Но теперь все кончено. Не правительственная синекура, нет — она ведь и создана-то была специально для старого ученого, который как-никак был награжден Рыцарским железным крестом за создание противолодочного радара. Так что прямиком отправить его на пенсию пока что не могли, хотя никто и не ожидал от хилого старикашки, v`vj`bxecnq с аппаратом, с которым ему позволяли играть.
И они, разумеется, были правы. Из этого и впрямь ничего не получится. Но вот из другого…
И теперь это другое было закончено. После этой последней маленькой передышки он вернется в свою лабораторию на Гиммлерштрассе и совершит последний шаг. Но именно поэтому сейчас можно позволить себе расслабиться и понаслаждаться солнышком.
Профессор Кемпфер устало улыбнулся светилу. Доброе, неизменное солнце, отдающее себя нам всем — независимо от того, кто мы и что мы. Весна… апрель пятьдесят седьмого.
Да в самом ли деле минуло пятнадцать лет — и шестнадцать после войны? Это казалось невозможным. А ведь так оно и было — просто дни для него проходили один за другим, в точности повторяя друг друга, дни, проводимые в подвале, где помещался настоящий аппарат, дни при электрическом свете, делавшем неотличимым утро, полдень и ночь.
Я превратился в пещерного человека, — со внезапным осознанием реальности окружающего подумал он. Я отвык мыслить в терминах исчисляемого времени! Веселенькую же шуточку я сыграл с собой!
Неужели он и вправду приходил сюда, на эту скамью, каждым ясным днем — и так целых пятнадцать лет? Немыслимо! Но…

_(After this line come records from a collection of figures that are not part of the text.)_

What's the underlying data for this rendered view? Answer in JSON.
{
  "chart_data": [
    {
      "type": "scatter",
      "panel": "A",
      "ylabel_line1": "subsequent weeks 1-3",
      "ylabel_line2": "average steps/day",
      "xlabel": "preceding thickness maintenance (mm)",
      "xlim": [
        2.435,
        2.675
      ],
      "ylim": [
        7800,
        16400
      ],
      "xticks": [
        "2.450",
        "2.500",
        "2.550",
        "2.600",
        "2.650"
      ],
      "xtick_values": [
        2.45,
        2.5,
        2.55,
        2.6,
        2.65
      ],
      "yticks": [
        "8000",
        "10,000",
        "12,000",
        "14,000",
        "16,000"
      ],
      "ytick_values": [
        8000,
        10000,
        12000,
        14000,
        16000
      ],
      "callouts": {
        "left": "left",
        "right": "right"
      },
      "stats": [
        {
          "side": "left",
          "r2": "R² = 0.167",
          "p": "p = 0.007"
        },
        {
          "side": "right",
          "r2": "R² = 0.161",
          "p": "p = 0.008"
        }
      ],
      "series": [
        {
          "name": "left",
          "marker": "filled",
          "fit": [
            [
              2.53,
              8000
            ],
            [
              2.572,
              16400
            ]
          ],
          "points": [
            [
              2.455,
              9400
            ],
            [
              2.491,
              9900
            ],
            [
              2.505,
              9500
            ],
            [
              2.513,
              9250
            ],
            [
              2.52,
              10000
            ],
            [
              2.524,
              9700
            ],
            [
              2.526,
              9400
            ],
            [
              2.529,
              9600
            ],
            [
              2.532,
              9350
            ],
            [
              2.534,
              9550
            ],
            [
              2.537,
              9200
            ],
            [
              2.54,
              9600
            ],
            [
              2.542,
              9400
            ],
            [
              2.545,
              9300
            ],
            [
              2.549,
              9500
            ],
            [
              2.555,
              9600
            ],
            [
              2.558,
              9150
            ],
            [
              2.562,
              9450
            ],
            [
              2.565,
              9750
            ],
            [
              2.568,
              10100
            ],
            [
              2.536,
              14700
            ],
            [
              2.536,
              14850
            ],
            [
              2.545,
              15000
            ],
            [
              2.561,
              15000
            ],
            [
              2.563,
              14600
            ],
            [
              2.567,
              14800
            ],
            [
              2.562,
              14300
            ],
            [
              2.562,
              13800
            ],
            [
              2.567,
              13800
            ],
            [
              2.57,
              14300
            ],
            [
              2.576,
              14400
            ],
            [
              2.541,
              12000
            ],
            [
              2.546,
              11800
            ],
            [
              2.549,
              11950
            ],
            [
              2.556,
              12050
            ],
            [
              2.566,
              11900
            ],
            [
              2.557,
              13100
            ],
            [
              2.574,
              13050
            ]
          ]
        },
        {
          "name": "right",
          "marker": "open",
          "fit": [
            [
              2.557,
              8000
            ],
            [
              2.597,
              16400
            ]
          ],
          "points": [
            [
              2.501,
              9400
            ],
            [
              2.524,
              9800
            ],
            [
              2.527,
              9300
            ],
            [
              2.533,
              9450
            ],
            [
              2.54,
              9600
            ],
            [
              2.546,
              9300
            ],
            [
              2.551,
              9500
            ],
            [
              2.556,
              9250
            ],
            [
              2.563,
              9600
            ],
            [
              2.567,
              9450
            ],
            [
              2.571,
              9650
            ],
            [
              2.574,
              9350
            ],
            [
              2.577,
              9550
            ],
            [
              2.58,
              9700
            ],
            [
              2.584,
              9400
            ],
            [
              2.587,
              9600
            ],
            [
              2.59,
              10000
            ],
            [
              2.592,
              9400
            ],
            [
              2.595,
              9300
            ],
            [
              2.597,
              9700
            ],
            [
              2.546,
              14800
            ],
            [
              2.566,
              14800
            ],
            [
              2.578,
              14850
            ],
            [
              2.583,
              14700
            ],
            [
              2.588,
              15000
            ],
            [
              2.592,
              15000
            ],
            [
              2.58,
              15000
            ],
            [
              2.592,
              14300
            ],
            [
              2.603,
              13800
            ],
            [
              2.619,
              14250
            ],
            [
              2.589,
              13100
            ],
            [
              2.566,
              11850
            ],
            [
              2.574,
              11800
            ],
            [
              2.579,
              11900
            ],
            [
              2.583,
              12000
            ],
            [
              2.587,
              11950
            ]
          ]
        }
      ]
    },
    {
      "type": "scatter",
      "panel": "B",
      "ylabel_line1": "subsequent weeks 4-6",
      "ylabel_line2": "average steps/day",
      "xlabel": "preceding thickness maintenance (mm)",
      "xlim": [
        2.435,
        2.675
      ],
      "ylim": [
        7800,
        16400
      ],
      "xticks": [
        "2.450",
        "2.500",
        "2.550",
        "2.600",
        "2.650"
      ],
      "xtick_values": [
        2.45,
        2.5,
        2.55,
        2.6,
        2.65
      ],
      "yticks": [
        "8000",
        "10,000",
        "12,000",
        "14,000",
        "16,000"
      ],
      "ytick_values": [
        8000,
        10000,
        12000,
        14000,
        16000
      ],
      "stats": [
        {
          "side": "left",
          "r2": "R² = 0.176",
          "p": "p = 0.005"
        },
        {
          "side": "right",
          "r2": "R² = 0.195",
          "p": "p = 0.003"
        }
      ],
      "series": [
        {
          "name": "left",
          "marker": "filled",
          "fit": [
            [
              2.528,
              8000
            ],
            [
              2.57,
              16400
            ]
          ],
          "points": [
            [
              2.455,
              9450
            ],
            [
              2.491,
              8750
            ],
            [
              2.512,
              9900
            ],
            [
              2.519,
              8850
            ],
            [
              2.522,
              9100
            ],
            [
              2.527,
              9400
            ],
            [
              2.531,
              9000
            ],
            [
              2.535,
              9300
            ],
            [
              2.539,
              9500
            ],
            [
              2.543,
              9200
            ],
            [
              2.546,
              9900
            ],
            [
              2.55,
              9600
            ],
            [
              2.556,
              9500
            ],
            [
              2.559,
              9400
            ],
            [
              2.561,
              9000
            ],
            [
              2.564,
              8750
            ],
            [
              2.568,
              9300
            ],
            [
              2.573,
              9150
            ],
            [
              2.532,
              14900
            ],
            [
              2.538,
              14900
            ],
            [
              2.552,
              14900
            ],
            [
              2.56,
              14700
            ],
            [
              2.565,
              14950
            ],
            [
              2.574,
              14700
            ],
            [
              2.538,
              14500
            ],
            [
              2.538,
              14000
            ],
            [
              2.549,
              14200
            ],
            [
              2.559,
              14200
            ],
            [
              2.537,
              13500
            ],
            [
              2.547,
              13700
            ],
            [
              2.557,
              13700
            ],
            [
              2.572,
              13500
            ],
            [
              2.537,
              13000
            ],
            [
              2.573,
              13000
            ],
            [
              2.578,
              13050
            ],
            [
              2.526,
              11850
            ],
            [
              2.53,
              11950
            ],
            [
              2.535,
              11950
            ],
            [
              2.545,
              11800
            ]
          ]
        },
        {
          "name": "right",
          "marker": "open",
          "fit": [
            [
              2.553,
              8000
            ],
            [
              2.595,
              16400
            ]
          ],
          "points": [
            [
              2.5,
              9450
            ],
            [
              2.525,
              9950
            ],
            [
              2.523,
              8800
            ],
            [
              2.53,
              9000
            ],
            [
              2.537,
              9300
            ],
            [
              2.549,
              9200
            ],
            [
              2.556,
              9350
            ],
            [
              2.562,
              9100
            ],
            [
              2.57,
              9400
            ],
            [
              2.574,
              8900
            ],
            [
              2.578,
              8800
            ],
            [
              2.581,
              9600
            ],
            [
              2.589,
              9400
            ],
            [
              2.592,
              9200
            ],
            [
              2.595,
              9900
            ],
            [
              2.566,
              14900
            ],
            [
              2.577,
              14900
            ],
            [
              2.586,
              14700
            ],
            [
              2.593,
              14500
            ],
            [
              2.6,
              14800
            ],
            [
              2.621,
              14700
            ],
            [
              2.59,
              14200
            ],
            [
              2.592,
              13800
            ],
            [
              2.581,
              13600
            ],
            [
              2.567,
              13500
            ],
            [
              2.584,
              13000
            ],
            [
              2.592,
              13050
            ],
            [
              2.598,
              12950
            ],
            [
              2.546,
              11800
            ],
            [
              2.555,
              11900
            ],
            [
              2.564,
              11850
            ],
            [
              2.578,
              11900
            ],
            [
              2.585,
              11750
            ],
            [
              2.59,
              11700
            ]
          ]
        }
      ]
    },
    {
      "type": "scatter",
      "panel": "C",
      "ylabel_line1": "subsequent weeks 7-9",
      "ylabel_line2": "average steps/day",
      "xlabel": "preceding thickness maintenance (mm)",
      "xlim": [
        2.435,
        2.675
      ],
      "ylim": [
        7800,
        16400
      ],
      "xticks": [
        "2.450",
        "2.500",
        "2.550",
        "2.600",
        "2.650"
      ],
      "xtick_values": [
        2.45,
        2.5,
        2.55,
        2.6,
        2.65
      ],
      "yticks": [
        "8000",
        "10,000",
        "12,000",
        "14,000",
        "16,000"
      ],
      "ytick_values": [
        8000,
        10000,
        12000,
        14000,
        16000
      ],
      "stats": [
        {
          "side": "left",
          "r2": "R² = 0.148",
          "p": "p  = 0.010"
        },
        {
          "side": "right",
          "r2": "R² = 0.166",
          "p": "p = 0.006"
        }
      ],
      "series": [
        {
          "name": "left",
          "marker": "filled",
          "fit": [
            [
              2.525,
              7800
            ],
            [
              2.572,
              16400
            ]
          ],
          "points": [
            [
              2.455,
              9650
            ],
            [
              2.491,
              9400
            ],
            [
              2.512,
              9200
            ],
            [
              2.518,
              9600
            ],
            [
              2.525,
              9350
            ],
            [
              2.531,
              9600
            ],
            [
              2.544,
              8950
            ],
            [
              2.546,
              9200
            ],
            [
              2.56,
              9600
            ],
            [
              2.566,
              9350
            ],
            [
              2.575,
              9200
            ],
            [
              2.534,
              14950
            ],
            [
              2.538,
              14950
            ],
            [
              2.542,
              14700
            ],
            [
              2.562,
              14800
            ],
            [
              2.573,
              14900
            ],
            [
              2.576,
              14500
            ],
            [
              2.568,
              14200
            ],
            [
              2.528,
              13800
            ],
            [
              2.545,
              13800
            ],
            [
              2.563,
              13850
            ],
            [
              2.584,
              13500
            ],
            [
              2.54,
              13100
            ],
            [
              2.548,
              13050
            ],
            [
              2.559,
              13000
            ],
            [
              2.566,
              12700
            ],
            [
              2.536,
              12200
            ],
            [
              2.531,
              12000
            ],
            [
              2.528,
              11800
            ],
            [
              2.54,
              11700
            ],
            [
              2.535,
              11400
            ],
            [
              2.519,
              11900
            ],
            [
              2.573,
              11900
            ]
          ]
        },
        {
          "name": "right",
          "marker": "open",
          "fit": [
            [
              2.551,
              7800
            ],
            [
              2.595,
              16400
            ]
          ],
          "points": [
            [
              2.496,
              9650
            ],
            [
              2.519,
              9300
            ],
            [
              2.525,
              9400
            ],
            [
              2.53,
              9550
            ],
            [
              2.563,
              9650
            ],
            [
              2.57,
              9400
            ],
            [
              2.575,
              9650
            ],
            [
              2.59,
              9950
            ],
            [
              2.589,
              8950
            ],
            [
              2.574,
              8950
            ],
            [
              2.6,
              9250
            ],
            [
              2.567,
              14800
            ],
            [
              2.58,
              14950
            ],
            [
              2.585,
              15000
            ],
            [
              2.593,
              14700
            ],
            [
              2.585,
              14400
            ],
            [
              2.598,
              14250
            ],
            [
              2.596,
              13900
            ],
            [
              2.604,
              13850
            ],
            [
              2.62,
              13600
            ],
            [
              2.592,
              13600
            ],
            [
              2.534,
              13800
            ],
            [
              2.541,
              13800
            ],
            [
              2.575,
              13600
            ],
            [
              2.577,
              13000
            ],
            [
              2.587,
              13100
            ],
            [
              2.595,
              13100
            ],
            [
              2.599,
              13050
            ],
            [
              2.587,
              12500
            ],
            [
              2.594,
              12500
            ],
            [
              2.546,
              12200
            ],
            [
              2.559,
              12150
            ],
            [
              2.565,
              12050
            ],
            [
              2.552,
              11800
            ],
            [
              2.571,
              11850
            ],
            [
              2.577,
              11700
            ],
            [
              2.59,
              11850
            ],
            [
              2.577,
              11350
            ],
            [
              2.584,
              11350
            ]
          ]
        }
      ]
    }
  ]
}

Кемпфер принялся считать на пальцах. Так, Англия капитулировала в сороковом — ее воздушный флот был разбит, и Люфтваффе распростерла непробиваемый щит над операцией вторжения. В том же году он сам был направлен в Англию для наблюдения за отправкой в Фатерланд ультракоротковолнового радара, найденного в противолодочной лаборатории Королевского флота. В сорок первом подводные лодки установили абсолютный контроль над Атлантикой. Сорок второй был годом поражения русских под Сталинградом, годом капитуляции миллионов голодающих перед питавшимся аргентинским мясом вермахтом. Да, сорок второй был концом войны.
Выходит, это действительно тянулось так долго.
Я стал замкнутым стариком, — смущенно подумал он, — был занят только собой, а мир шел себе мимо, и я, сидя здесь, мог бы наблюдать за ним, если бы только дал себе такой труд…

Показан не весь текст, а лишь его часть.